The user can revoke consent at any time from the same settings entry; the runtime gate then returns every reporting call to a no-op.
Please report suspected vulnerabilities privately through GitHub Security Advisories, using the Security tab of this repository and the "Report a vulnerability" action. This opens a private channel between you and the maintainers; public issues should not be used for security reports.
When reporting, please include:
- The affected version (commit SHA or build identifier).
- A clear description of the issue and its security impact.
- Reproduction steps, proof-of-concept code, or sample data, if available.
- Expected versus actual behavior.
- Any suggested mitigation, if you have one.
Response expectations:
- Acknowledgement: best effort within 7 days.

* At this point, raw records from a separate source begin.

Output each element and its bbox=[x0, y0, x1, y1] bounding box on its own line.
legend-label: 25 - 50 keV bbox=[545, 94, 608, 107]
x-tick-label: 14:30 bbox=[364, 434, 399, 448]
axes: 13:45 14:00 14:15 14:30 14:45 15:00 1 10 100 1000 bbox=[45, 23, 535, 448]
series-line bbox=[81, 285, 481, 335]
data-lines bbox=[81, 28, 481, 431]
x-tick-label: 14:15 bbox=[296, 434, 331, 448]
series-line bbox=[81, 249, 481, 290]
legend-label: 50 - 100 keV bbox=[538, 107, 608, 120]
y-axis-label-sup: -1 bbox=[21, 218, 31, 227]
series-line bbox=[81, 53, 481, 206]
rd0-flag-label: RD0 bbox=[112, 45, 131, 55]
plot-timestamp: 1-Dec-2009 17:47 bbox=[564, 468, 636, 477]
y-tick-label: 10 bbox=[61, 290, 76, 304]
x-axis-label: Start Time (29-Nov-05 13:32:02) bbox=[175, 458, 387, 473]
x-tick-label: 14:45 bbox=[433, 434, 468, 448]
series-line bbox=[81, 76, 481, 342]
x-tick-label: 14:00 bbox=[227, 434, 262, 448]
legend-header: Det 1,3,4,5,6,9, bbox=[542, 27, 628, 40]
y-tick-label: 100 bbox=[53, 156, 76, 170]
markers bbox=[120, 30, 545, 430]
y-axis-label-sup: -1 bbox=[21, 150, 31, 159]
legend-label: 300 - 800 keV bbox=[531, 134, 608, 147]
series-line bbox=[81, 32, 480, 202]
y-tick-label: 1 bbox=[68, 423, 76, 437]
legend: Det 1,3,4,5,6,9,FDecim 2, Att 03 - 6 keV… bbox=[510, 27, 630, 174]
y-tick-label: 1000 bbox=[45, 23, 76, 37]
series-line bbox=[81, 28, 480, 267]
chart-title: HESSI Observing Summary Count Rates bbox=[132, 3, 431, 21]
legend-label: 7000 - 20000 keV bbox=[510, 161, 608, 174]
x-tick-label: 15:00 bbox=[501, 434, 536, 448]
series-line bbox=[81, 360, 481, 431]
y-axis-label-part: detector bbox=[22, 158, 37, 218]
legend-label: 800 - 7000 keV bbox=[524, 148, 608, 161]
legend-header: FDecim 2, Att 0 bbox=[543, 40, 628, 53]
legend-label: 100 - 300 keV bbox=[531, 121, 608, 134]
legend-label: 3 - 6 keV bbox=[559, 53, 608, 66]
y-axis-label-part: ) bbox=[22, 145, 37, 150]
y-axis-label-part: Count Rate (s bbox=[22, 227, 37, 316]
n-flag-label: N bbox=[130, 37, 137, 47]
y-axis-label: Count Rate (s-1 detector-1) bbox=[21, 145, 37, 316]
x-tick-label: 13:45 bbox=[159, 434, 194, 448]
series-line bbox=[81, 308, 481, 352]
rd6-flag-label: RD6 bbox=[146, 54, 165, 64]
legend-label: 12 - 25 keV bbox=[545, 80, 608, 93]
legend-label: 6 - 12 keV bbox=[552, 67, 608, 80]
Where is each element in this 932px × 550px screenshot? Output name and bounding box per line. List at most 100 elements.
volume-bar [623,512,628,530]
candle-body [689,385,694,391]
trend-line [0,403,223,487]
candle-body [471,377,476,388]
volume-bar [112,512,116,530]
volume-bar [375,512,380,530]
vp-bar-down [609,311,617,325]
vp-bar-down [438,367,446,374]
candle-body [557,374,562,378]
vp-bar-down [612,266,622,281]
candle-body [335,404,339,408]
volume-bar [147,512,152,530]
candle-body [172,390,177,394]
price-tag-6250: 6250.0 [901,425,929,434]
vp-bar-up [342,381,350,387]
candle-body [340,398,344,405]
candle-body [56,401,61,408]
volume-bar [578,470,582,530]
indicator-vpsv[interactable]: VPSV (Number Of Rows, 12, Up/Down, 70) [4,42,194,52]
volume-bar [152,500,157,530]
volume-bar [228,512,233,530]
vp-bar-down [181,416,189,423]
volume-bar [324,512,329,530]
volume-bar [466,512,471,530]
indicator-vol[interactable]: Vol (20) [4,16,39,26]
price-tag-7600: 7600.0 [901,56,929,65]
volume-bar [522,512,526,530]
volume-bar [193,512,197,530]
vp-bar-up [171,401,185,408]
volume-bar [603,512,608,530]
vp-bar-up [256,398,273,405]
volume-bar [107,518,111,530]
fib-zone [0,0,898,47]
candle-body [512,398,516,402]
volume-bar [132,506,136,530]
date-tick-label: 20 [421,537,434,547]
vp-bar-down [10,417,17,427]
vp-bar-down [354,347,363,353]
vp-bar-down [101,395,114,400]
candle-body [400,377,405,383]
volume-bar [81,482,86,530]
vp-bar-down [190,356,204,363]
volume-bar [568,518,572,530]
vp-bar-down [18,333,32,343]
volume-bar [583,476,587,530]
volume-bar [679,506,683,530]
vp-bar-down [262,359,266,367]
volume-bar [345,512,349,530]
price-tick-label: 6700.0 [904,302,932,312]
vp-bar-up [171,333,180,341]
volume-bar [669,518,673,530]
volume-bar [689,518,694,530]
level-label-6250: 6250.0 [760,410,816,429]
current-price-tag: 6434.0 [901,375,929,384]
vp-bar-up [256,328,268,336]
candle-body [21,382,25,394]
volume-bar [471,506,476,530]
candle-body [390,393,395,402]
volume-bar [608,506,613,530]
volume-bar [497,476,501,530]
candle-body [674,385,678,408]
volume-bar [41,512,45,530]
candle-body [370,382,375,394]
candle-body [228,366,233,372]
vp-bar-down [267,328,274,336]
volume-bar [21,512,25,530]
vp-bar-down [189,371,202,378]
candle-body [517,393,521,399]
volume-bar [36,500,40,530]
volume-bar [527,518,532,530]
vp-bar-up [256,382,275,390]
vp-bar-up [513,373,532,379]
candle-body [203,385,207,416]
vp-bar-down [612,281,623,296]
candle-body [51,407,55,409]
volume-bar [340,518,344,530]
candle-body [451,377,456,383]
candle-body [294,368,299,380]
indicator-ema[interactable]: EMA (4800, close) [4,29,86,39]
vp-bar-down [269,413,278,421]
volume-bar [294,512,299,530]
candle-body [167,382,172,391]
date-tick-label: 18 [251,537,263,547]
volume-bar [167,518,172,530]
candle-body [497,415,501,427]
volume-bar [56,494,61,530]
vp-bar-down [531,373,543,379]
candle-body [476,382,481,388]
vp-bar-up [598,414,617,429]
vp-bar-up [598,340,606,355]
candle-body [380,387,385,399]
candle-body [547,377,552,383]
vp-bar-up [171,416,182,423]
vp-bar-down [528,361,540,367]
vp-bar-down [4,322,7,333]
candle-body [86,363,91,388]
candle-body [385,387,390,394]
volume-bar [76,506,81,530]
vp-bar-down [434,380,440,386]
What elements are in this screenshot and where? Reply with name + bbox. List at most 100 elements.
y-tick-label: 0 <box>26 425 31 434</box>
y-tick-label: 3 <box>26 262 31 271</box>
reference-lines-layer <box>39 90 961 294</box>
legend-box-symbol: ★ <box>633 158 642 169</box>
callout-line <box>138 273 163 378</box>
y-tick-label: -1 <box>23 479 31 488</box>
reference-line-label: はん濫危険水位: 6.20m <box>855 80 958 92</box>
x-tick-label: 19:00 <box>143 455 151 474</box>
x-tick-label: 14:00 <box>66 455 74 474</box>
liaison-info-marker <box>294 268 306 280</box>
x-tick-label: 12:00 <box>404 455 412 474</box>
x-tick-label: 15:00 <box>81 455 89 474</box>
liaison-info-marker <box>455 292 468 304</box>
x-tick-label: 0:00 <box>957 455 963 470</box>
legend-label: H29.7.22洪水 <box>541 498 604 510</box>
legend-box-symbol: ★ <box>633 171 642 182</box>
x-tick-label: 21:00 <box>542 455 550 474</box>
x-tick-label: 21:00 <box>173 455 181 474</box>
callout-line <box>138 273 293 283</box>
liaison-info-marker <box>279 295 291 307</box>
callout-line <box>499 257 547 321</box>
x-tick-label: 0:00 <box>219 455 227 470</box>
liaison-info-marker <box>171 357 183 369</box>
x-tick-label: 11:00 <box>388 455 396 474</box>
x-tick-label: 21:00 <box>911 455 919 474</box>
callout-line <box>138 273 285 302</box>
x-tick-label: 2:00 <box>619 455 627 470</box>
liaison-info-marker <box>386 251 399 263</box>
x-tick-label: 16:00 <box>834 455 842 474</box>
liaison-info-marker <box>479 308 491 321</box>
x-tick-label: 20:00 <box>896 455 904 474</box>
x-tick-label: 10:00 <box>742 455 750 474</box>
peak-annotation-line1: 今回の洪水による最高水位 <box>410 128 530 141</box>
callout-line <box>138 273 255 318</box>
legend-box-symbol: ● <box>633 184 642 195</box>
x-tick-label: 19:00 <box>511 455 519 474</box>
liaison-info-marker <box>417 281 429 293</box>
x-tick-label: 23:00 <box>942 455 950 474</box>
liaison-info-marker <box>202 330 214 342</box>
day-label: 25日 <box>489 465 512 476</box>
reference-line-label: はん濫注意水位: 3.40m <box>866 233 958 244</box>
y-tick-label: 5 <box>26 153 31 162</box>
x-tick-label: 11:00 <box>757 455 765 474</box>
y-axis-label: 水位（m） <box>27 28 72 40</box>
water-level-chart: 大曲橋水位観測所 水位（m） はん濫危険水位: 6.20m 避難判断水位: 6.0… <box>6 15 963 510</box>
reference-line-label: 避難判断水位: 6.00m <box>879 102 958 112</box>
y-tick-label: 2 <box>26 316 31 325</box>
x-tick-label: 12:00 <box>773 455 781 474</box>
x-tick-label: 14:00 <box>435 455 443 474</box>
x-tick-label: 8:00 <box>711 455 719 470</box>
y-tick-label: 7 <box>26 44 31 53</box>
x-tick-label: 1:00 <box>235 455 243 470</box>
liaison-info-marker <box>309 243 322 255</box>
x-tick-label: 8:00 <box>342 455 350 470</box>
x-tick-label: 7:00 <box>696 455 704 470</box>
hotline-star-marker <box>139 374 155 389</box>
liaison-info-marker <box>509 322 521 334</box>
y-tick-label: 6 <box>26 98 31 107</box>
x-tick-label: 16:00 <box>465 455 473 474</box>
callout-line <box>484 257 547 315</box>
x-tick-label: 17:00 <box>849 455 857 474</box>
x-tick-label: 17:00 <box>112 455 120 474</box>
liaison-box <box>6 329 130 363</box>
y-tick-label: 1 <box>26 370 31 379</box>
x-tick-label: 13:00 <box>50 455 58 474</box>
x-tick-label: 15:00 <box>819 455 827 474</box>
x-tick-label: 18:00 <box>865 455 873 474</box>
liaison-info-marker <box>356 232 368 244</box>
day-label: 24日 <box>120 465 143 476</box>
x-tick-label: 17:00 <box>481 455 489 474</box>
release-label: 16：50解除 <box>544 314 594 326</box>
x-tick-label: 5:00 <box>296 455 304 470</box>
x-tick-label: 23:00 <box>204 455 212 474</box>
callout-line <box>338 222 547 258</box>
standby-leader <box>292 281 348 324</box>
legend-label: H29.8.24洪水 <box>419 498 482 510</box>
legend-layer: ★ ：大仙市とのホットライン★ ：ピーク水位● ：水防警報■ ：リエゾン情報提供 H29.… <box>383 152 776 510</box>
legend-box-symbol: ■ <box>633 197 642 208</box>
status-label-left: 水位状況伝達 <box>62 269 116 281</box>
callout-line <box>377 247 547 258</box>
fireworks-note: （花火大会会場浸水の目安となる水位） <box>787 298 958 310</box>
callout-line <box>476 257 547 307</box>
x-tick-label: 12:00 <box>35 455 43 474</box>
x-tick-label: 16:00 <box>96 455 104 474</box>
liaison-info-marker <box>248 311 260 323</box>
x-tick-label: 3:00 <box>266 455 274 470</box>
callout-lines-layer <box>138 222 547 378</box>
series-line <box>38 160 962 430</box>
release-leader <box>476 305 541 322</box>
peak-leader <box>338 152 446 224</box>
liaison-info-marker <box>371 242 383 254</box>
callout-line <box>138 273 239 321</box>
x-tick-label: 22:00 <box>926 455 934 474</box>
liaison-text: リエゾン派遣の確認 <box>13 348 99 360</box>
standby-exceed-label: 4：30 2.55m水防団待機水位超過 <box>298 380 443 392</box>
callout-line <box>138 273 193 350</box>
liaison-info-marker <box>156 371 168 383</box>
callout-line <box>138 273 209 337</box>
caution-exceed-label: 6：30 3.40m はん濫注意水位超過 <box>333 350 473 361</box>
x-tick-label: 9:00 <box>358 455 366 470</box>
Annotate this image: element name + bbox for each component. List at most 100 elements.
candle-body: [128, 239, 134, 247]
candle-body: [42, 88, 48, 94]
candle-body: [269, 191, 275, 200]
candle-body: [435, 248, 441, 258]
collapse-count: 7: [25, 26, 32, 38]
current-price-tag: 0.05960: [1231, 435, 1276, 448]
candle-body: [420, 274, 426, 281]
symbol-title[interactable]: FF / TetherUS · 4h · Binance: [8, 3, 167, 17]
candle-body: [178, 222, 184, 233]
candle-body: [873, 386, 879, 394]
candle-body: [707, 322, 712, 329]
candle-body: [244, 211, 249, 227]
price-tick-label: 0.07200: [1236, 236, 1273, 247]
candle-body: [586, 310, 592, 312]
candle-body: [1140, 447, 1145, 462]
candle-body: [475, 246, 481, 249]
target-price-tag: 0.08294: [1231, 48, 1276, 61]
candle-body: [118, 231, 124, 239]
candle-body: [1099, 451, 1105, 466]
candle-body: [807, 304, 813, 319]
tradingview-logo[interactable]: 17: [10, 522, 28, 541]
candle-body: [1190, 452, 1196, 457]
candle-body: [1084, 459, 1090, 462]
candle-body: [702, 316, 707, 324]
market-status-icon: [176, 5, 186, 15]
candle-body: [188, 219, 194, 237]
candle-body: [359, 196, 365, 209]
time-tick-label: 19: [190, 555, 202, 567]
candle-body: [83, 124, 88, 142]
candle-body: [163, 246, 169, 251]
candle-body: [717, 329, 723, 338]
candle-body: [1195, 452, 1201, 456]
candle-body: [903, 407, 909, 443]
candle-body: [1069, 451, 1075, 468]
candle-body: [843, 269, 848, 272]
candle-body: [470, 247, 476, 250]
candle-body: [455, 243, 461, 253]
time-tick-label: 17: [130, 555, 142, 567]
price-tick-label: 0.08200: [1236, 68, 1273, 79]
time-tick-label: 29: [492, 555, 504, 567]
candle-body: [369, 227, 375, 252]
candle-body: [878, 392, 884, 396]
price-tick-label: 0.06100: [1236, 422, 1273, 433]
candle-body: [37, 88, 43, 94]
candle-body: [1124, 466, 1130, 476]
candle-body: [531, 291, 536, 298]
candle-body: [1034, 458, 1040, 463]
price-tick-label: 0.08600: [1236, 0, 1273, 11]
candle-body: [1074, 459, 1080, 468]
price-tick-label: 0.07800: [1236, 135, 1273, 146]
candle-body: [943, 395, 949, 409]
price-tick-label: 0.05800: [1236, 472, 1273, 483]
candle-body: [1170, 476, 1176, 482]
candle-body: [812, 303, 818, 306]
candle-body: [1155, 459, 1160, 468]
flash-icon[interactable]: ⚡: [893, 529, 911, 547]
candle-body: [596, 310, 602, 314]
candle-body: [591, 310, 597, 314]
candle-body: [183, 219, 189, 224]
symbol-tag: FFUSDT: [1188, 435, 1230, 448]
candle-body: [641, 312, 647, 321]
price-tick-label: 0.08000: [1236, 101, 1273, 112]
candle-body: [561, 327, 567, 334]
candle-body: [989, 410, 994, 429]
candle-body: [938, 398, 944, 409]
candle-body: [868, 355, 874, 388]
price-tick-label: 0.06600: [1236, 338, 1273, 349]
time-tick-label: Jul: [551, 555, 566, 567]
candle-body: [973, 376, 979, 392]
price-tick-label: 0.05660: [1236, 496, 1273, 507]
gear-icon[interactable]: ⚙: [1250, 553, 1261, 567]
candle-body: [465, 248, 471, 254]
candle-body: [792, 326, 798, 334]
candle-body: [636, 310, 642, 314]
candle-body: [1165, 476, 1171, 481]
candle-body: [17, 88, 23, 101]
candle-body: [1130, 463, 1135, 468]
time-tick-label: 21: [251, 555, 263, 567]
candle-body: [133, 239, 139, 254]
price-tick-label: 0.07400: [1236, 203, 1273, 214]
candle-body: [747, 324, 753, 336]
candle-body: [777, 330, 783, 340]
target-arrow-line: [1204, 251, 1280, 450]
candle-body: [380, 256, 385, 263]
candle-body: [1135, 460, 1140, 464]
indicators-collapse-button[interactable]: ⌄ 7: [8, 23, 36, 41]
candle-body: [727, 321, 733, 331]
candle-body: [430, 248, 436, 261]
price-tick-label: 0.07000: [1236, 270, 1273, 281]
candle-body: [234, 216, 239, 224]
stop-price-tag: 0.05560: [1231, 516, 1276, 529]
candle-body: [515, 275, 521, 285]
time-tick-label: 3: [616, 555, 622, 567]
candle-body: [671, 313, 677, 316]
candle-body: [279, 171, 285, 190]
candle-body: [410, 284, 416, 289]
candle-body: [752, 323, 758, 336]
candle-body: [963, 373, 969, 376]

- Fix timeline: no fixed SLA at the current pre-release stage. We will communicate a target timeline with you after triage.
- Please do not publicly disclose the issue until a fix has been released or we have agreed on a coordinated disclosure date.
Reports about vulnerabilities in third-party dependencies (LiteRT-LM, Koog, Room, SQLCipher, Firebase, and so on) should be filed with the respective upstream projects. We are happy to receive a courtesy heads-up if such an issue materially affects this project.
In scope for this policy: source code in this repository, build configuration, and the runtime behavior of the resulting Android application.
Out of scope: vulnerabilities in third-party dependencies, model-quality issues (hallucinations, refusals, biased output), and reports that require an attacker to already control the device or its operating system.